Daryl Johnson had a sinking feeling when he started seeing TV reports on Sunday about a shooting in a Wisconsin temple. “I told my wife, ‘This is likely a hate crime perpetrated by a white supremacist who may have had military experience,’” Johnson recalls.
It was anything but a lucky guess on Johnson’s part. He spent 15 years studying domestic terrorist groups — particularly white supremacists and neo-Nazis — as a government counterterrorism analyst, the last six of them at the Department of Homeland Security. There, he even homebrewed his own database on far-right extremist groups on an Oracle platform, allowing his analysts to compile and sift reporting in the media and other law-enforcement agencies on radical and potentially violent groups.

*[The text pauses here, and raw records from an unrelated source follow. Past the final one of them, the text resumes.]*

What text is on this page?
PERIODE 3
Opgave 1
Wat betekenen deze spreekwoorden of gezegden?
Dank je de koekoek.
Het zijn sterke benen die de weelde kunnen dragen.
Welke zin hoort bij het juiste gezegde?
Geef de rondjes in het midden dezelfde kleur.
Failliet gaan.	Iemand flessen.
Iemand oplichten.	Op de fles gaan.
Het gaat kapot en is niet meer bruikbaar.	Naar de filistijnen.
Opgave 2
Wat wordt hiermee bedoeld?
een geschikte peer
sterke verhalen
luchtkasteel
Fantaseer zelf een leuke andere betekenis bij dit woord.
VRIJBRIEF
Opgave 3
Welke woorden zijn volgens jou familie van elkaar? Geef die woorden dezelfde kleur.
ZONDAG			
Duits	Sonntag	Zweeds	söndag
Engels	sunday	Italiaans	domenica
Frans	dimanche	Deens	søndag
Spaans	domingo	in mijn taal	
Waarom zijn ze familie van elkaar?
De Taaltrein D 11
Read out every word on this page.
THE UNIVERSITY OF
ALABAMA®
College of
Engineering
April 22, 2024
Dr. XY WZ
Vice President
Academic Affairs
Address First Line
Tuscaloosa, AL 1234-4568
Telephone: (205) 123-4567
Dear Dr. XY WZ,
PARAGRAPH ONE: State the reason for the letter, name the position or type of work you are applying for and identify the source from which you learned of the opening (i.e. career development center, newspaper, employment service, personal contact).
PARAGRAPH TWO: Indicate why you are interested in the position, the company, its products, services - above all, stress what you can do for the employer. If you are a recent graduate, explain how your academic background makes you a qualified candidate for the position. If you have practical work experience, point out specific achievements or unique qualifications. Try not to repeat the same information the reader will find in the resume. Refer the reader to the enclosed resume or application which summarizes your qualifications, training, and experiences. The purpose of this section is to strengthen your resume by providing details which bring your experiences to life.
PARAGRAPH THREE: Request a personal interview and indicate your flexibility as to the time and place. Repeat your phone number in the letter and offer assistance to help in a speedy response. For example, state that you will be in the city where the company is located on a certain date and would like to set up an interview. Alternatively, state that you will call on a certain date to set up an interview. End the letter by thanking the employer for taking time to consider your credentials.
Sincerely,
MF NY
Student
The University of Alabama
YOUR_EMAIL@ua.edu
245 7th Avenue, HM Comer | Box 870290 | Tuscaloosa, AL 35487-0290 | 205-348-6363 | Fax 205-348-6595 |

But Johnson’s career took an unexpected turn in 2009, when an analysis he wrote on the rise of “Right-Wing Extremism” (.pdf) sparked a political controversy. Under pressure from conservatives, the Department of Homeland Security (DHS) repudiated Johnson’s paper — an especially bitter pill for him to swallow now that Wade Michael Page, a suspected white supremacist, killed at least six people at a Sikh temple in Oak Creek, Wisconsin. For Johnson, the shooting was a reminder that the government’s counterterrorism efforts are almost exclusively focused on al-Qaida, even as non-Islamist groups threaten Americans domestically.
“DHS is scoffing at the mission of doing domestic counterterrorism, as is Congress,” Johnson tells Danger Room. “There’ve been no hearings about the rising white supremacist threat, but there’s been a long list of attacks over the last few years. But they still hold hearings about Muslim extremism. It’s out of balance.” But even if that balance was reset, he concedes, that doesn’t necessarily mean the feds could have found Page before Sunday’s rampage.